Even those with a soft spot for The Dancing Outlaw, the 1991 cult PBS documentary about tap-dancing West Virginian Jesco White, will likely have a hard time warming up to The Wild and Wonderful Whites of West Virginia, a feature-length portrait of a year in the life of Jesco's regionally notorious clan. The enduring comedy and charm of Dancing Outlaw stems largely from the borderline-surrealism of its deranged mountain-man subject, the son of local dancing legend D. Ray White, and a loon whose boogieing skills, opinions on marriage and madness, and bizarre obsession with Elvis make him seem like a fancifully strange fictional caricature come to real life.
While Jesco also appears in Wild and Wonderful (executive produced by Johnny Knoxville), director Julien Nitzberg expands his purview to include the rest of the hell-raising, live-free-and-die-young family, celebrated by Hank Williams III as “the true rebels of the South” for living an unrepentant existence of partying, crime, and mischief. As far as people-behaving-badly docs go, the disreputable film has its mild pleasures, with the sheer brazenness of the White clan's actions—decried by local public defenders, prosecutors, and sheriffs, and typified by Jesco and burly sister Mamie turning their mother's 85th birthday party into a coke and pot-fueled bash—casting the plot-less proceedings as a breakneck, amusing R-rated Jerry Springer nightmare.
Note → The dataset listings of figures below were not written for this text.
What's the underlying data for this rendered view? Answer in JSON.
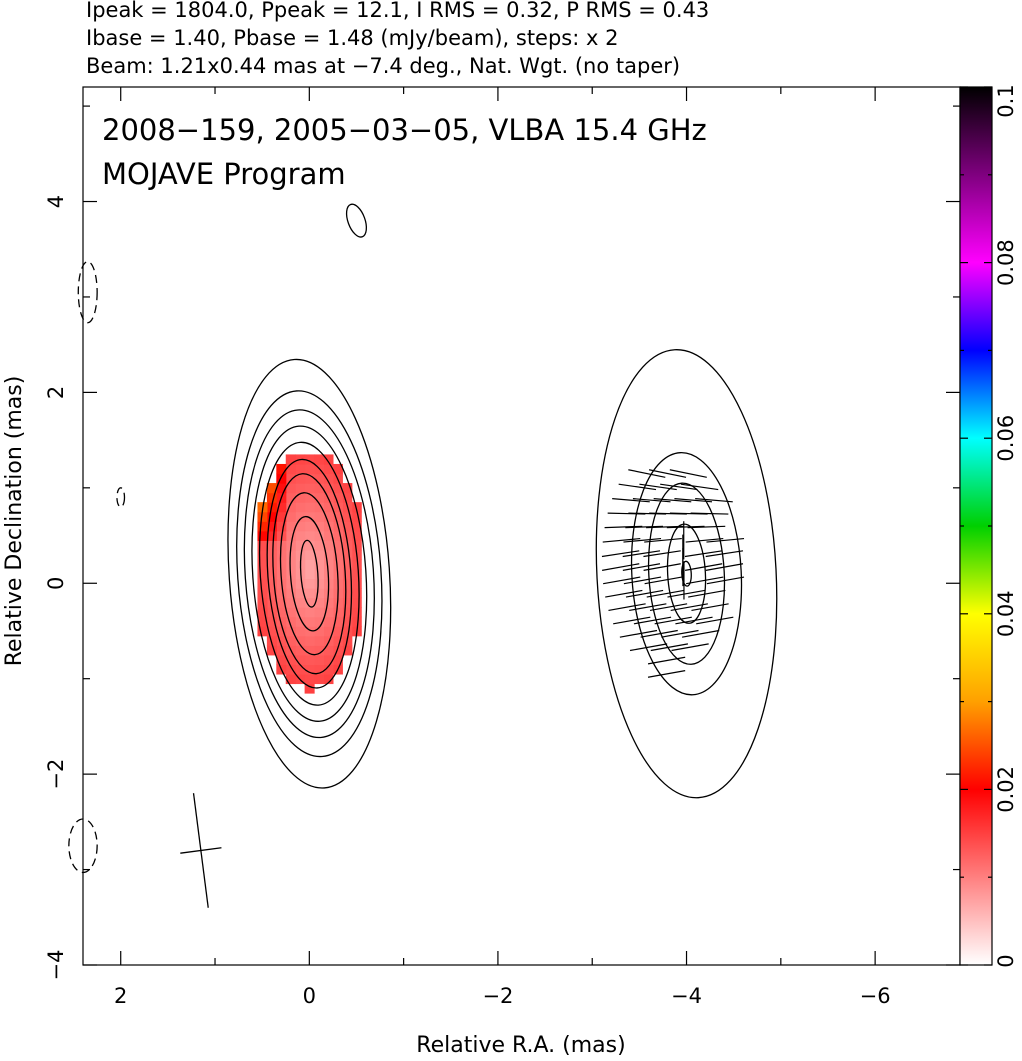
{
  "header": {
    "line1": "Ipeak = 1804.0, Ppeak = 12.1, I RMS = 0.32, P RMS = 0.43",
    "line2": "Ibase = 1.40, Pbase = 1.48 (mJy/beam), steps: x 2",
    "line3": "Beam: 1.21x0.44 mas at −7.4 deg., Nat. Wgt. (no taper)"
  },
  "chart_data": {
    "type": "heatmap",
    "title": "2008−159, 2005−03−05, VLBA 15.4 GHz",
    "subtitle": "MOJAVE Program",
    "xlabel": "Relative R.A. (mas)",
    "ylabel": "Relative Declination (mas)",
    "xlim": [
      2.4,
      -6.9
    ],
    "ylim": [
      -4.0,
      5.2
    ],
    "x_ticks": [
      2,
      0,
      -2,
      -4,
      -6
    ],
    "x_tick_labels": [
      "2",
      "0",
      "−2",
      "−4",
      "−6"
    ],
    "y_ticks": [
      -4,
      -2,
      0,
      2,
      4
    ],
    "y_tick_labels": [
      "−4",
      "−2",
      "0",
      "2",
      "4"
    ],
    "colorbar": {
      "range": [
        0,
        0.1
      ],
      "ticks": [
        0,
        0.02,
        0.04,
        0.06,
        0.08,
        0.1
      ],
      "tick_labels": [
        "0",
        "0.02",
        "0.04",
        "0.06",
        "0.08",
        "0.1"
      ],
      "colors": [
        "#ffffff",
        "#ff0000",
        "#ffa000",
        "#ffff00",
        "#00d000",
        "#00ffff",
        "#0000ff",
        "#ff00ff",
        "#000000"
      ]
    },
    "contours": {
      "core": {
        "center": [
          0.0,
          0.1
        ],
        "levels": [
          {
            "a": 0.09,
            "b": 0.35
          },
          {
            "a": 0.2,
            "b": 0.6
          },
          {
            "a": 0.3,
            "b": 0.85
          },
          {
            "a": 0.38,
            "b": 1.05
          },
          {
            "a": 0.44,
            "b": 1.2
          },
          {
            "a": 0.52,
            "b": 1.38
          },
          {
            "a": 0.6,
            "b": 1.55
          },
          {
            "a": 0.68,
            "b": 1.72
          },
          {
            "a": 0.76,
            "b": 1.92
          },
          {
            "a": 0.85,
            "b": 2.25
          }
        ]
      },
      "jet": {
        "center": [
          -4.0,
          0.1
        ],
        "levels": [
          {
            "a": 0.05,
            "b": 0.13
          },
          {
            "a": 0.2,
            "b": 0.52
          },
          {
            "a": 0.4,
            "b": 0.95
          },
          {
            "a": 0.58,
            "b": 1.27
          },
          {
            "a": 0.95,
            "b": 2.35
          }
        ]
      },
      "negative": [
        {
          "center": [
            2.35,
            3.05
          ],
          "a": 0.1,
          "b": 0.32
        },
        {
          "center": [
            2.0,
            0.9
          ],
          "a": 0.04,
          "b": 0.1
        },
        {
          "center": [
            2.4,
            -2.75
          ],
          "a": 0.15,
          "b": 0.28
        }
      ],
      "small": [
        {
          "center": [
            -0.5,
            3.8
          ],
          "a": 0.09,
          "b": 0.18
        }
      ]
    },
    "polarization_fraction": {
      "region": "core",
      "center": [
        0.0,
        0.15
      ],
      "a": 0.6,
      "b": 1.25,
      "value_range": [
        0.005,
        0.05
      ]
    },
    "evpa_region": {
      "center": [
        -4.0,
        0.25
      ],
      "x_range": [
        -3.3,
        -4.45
      ],
      "y_range": [
        -0.95,
        1.15
      ]
    },
    "beam": {
      "center": [
        1.15,
        -2.8
      ],
      "major_mas": 1.21,
      "minor_mas": 0.44,
      "pa_deg": -7.4
    }
  }
}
Wild and Wonderful is smitten with the redneck brood, but its nonjudgmental stance leads to a sobering warts-and-all depiction of their rampant “fun,” exemplified by husband-slashing Kirk White snorting lines of crushed prescription pills in a hospital room mere moments after putting her newborn daughter to sleep. Kirk's decision to head to rehab after the state confiscates her baby, as well as the story of a younger White awaiting sentencing for repeatedly shooting his uncle in the face and then engaging in an armed standoff with the police, are merely two examples of the dark side to the family's hell-raising lifestyles.
The argument is advanced that their misconduct stems from the coal-mining industry's exploitation of their ancestors, as well as the hazardous profession itself, which is so dangerous that one's mortality is thrown into sharp relief and, in turn, engenders a reckless, devil-may-care attitude. No doubt such analysis holds a bit of water, but it nonetheless falls far short of affording an exculpatory explanation. As a result, it's nearly impossible to feel empathy for, or remain amused by, the Whites—living on the dole thanks to D. Ray's shrewd decision to have them all classified as legally insane—and the destructive, entitled irresponsibility which they proudly pass down to their kids. A mixture of pity and disgust, however, is elicited just fine.